But no metric, however precise, can quite capture the qualitative aspect of mobile, what marketers refer to as the “magic” of this medium. Red Lobster and Angie’s Boomchickapop, for example, have recognized that there is an opportunity to engage with customers on their phones in ways that just aren’t possible with other media, even other digital media. Brands can create an intimate connection, reaching consumers at the precise instant when they are ready to shop—and to buy. Marketers like to call this narrow window, when a consumer is primed to make a decision and take action, a micro-moment.
In an effort to capture more of these occasions, brands are conducting focused, scalable experiments in mobile marketing—with strong results. Red Lobster, for example, targeted mobile customers with advertising when those customers were near one of its restaurants during prime dinner hours, reaching potential guests at those micro-moments when they were most likely to stop in for a meal.
Red Lobster ventured into mobile marketing using a test-and-learn approach. When it studied its guests, it found out just how important mobile was in their lives. About 75% of the traffic on RedLobster.com originates on a mobile device, and about 60% of the traffic on the site happens during dinner hours (3−8 PM).
Since about three-quarters of the US population lives within driving distance of a Red Lobster, the company saw an opportunity to test mobile advertising on a broad scale. Red Lobster reached out directly to consumers who were near one of its restaurants and on their mobile phones at dinnertime—at the micro-moments when they were ready to make a purchasing decision. As part of this effort, the company increased its investment in mobile engagement in two geographic markets with a large concentration of stores, then compared the results with a similar-sized control area.
Because Red Lobster couldn’t directly link specific purchases to mobile ads, it used store visits as a proxy to gauge the mobile campaign’s impact. Within the test areas, mobile users who saw a Red Lobster ad on their devices were 31% more likely than those who didn’t see an ad to visit a restaurant that day and 17% more likely to do so the next day.
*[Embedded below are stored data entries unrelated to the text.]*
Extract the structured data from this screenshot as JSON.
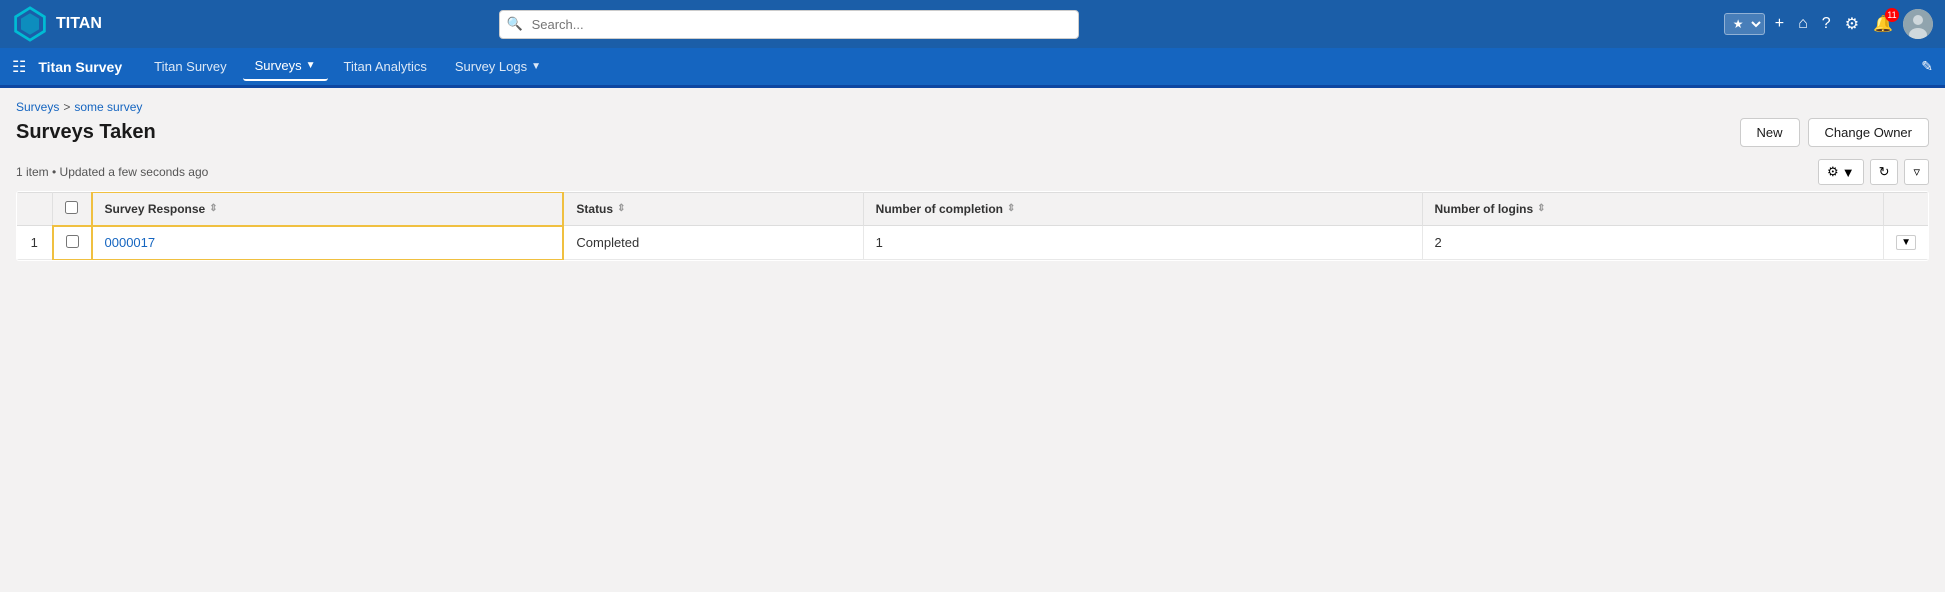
{
  "app": {
    "name": "Titan Survey",
    "logo_text": "TITAN"
  },
  "topnav": {
    "search_placeholder": "Search...",
    "notification_count": "11"
  },
  "appbar": {
    "app_name": "Titan Survey",
    "nav_items": [
      {
        "label": "Titan Survey",
        "active": false,
        "has_dropdown": false
      },
      {
        "label": "Surveys",
        "active": true,
        "has_dropdown": true
      },
      {
        "label": "Titan Analytics",
        "active": false,
        "has_dropdown": false
      },
      {
        "label": "Survey Logs",
        "active": false,
        "has_dropdown": true
      }
    ]
  },
  "breadcrumb": {
    "parent": "Surveys",
    "separator": ">",
    "child": "some survey"
  },
  "page": {
    "title": "Surveys Taken",
    "record_info": "1 item • Updated a few seconds ago",
    "buttons": {
      "new": "New",
      "change_owner": "Change Owner"
    }
  },
  "table": {
    "columns": [
      {
        "key": "survey_response",
        "label": "Survey Response",
        "sortable": true
      },
      {
        "key": "status",
        "label": "Status",
        "sortable": true
      },
      {
        "key": "number_of_completion",
        "label": "Number of completion",
        "sortable": true
      },
      {
        "key": "number_of_logins",
        "label": "Number of logins",
        "sortable": true
      }
    ],
    "rows": [
      {
        "num": "1",
        "survey_response": "0000017",
        "status": "Completed",
        "number_of_completion": "1",
        "number_of_logins": "2"
      }
    ]
  }
}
Over time, Red Lobster has found mobile advertising to be an effective tool to help it achieve its business goals, including driving sales growth across its restaurants and contributing to increased awareness of signature events such as Crabfest.
Angie’s Boomchickapop, a brand that features eight flavors of gluten-free, non-GMO bagged popcorn, used a large-scale test-and-learn approach with the goal of boosting sales and market share in six metropolitan areas across the US. Building on the insight that its target shoppers—young, active females—were often looking for healthy snacks, the company developed a mobile-first strategy to reach those consumers during the micro-moments when they were most likely to want to munch. Boomchickapop targeted mobile users when they were near retail locations on weekends (Friday−Sunday), prime days for popcorn consumption. The six-city, cross-platform campaign lasted four weeks, and was followed by mobile-only “sustain” efforts running about four times a month.
Boomchickapop recorded a 23.4% lift in sales in the test markets and calculated an ROI of $1.30 for every $1 it spent on the digital campaigns. By testing different levels of mobile impressions in each of the six markets and looking at a broad business measure (retail sales) instead of a narrow metric, the company was able to learn from the results.
Sales increased fastest in cities where customers received a bigger share of advertising impressions on mobile phones. The top two geographies in terms of mobile’s share of impressions were five times more effective in lifting sales than the four other locations (see Figure 2). Mobile was also the most productive channel for driving customers to the store locator on Boomchickapop’s website. The company was so encouraged by the results that it plans to invest heavily in mobile in future campaigns.